Sailon by Melanie Toomey

When I was seventeen a girl named Sailon gave me a hat she had stolen from a department store.

“I have something for you,” she said. We lay fully clothed on the bed of one of our friend’s parents. The room was all shadow and greys.

“Why? You shouldn’t have gotten me anything.”

She saw through my false protest and gave me a look that said so—though I could only just see her eyes in the dim room.

“Here,” she said. It was a wool hat.

“It’s grey,” she told me, “with a black stripe around the bottom.” I could make out the stripe but wouldn’t have been able to distinguish the colors. It looked grey with a black stripe.

“Thank you,” I said and moved to kiss her. She turned her head so it landed on her cheek.

“It gets cold up there,” she said.

“I know.”

“It snows.”

“I know,” I answered and wormed my arm underneath her so that she was resting on top of me. She didn’t resist.

“But not like here, where every now and then we get this dusting of snow that grass pops out of. It snows and it sticks and it stays. For months on end. It’s not like here.”

“That’s why I’m going.” I meant the “it’s not like here” part, not the snow part. I’m not sure she understood that.
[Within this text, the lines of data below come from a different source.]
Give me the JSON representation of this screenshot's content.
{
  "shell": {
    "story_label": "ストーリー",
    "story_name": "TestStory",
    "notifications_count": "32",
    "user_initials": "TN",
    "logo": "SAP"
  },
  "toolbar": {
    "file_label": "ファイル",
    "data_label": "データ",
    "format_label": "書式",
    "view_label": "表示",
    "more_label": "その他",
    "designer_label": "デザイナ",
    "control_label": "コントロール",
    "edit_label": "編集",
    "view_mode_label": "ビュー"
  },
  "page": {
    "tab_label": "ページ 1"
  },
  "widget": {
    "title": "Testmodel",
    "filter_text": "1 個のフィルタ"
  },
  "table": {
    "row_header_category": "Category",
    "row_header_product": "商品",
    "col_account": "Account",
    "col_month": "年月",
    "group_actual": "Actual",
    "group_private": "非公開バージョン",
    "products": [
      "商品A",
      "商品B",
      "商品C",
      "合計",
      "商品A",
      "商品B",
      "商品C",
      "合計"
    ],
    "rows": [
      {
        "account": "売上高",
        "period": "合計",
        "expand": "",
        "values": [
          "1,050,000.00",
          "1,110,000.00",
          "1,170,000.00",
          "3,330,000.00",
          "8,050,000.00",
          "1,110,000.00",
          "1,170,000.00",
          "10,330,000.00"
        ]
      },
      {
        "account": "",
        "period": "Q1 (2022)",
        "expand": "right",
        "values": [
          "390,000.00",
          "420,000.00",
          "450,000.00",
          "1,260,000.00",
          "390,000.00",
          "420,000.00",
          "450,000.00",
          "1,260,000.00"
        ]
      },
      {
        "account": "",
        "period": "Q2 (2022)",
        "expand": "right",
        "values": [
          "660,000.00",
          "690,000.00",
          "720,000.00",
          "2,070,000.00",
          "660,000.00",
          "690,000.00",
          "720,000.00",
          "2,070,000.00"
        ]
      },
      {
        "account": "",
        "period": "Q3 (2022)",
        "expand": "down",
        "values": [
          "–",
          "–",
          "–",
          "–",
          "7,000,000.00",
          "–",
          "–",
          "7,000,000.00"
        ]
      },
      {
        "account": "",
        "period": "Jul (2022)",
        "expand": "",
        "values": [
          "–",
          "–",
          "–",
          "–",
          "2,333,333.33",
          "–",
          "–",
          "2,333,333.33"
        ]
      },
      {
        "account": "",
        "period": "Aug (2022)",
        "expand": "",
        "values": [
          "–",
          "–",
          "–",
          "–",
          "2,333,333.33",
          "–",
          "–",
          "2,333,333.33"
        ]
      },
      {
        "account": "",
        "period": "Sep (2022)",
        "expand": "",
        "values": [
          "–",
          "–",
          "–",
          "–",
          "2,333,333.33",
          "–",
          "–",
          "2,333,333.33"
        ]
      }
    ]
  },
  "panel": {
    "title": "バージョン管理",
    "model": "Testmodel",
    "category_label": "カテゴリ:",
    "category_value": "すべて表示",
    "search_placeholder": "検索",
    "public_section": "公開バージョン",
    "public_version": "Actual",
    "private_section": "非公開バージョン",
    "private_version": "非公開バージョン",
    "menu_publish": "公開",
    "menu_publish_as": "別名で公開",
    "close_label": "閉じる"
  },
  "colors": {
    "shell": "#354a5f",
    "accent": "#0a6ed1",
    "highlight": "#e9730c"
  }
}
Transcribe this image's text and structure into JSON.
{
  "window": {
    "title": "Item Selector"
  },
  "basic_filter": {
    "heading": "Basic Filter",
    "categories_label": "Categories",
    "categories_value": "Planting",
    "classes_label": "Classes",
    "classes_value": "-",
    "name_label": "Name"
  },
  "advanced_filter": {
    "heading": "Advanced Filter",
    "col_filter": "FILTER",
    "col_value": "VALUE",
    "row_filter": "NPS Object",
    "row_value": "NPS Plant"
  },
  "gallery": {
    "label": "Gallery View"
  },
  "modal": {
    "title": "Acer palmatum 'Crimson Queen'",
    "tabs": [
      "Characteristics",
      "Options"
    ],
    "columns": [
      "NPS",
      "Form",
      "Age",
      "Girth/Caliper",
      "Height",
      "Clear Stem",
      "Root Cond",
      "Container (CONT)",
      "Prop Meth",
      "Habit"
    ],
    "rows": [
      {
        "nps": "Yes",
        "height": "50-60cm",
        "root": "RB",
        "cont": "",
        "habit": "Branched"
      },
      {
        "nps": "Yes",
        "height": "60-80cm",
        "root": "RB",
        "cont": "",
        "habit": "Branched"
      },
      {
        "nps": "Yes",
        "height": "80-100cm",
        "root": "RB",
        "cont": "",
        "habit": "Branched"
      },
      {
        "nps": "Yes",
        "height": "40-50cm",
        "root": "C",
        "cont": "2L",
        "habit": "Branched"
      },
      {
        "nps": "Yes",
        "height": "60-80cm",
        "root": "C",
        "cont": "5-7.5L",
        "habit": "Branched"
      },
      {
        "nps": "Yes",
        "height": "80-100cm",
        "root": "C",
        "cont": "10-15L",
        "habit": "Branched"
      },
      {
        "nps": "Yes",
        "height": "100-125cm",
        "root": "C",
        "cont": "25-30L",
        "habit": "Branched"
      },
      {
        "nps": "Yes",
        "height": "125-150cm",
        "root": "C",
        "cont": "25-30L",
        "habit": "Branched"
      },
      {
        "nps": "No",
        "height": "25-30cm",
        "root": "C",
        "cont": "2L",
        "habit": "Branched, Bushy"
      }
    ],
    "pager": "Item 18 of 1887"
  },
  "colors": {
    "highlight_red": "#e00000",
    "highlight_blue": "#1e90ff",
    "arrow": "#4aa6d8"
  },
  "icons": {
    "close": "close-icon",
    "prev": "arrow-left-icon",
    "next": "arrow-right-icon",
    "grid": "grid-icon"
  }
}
Sailon turned so that her face was profiled against my chest and lay one hand palm-flat in the center of my body. As if she was listening to my heart beating.

“I stole it,” she said eventually. “The hat. I stole it.”

“What?” I asked laughing. “Why?”

“Because,” she answered, dragging the word so she could think of a because. “Because I wanted to buy you something. But the more I thought about it...I just couldn’t decide what. Paint? Or brushes or things like that? I was going to buy you a forty dollar pen and tell you to write me letters. But there was a fifty dollar pen too, and I thought, ‘do I love him fifty dollars?’ But then there was a hundred dollar pen—”

“A hundred dollar pen?”

“Yeah, and I thought, ‘do I love him that much?’ And I realized that I do but also that I love you more. More than any pen. More than can be put any price on. So I stole you that hat. It isn’t worth five dollars except in what it cost me to get for you. And..”

“Ssshh.”

She was seventeen and in love, she could have explained herself all night.

“I understand.”

“Do you?”

“Yeah.”

“Cause I don’t want you to think...”

I kissed the top of her head and then smoothed back the hairs that were pulled out of place by the moisture of my lips.

###

My hand was rubbing a little circle into the small of her back. Each pass taking my smallest finger further beneath the elastic waist of her underwear. I did this with a feigned nonchalance and she responded to it in a similar fashion—feigned or not, I can’t say.

“I’m not going to sleep with you,” she stated matter-of-factly.

“That’s fine,” I responded in the same way.

“I’m not going to sleep with you because you won’t remember that. I want to be the last girl you go to bed with without having sex.”

“So you are going to sleep with me.”

She lifted her head so we were looking at each other. She didn’t say anything but accomplished that miracle that only girls can of smiling as tears well in their eyes. Sailon laughed and, in doing so, jarred a single cordiform drop free to roll down her cheek. I caught it before it fell, sure that the world would end if it reached the blanket.

“Go to sleep,” I told her, cupping her head in my hand and placing it back on my chest.

“Okay,” she murmured.

I could feel the warmth of her tears through my shirt until I fell asleep.

###

My wife left me today. As she was leaving she looked at me with that same face—equal parts laughter and hurt—that Sailon had had when I was seventeen. Not the same face, just enough so as to conjure up memories from when I was last in high school.

I have though about Sailon from time to time through the years. I’m not now, nor have I ever been the kind to write, so it’s just as well she didn’t get me a fifty dollar pen.

I didn’t go back there much. Only twice since I left. Here was always much more home than there had ever been. I heard about her once. That she had moved to LA and was pronouncing her name so that the last syllable was ‘yawn’.

Some times I wonder about if I had stayed there. Or if she had been ready to leave when I had gone. Or I wonder if I’m the last man she slept chastely beside. Or if she has forgotten that night. Or knows that I haven’t.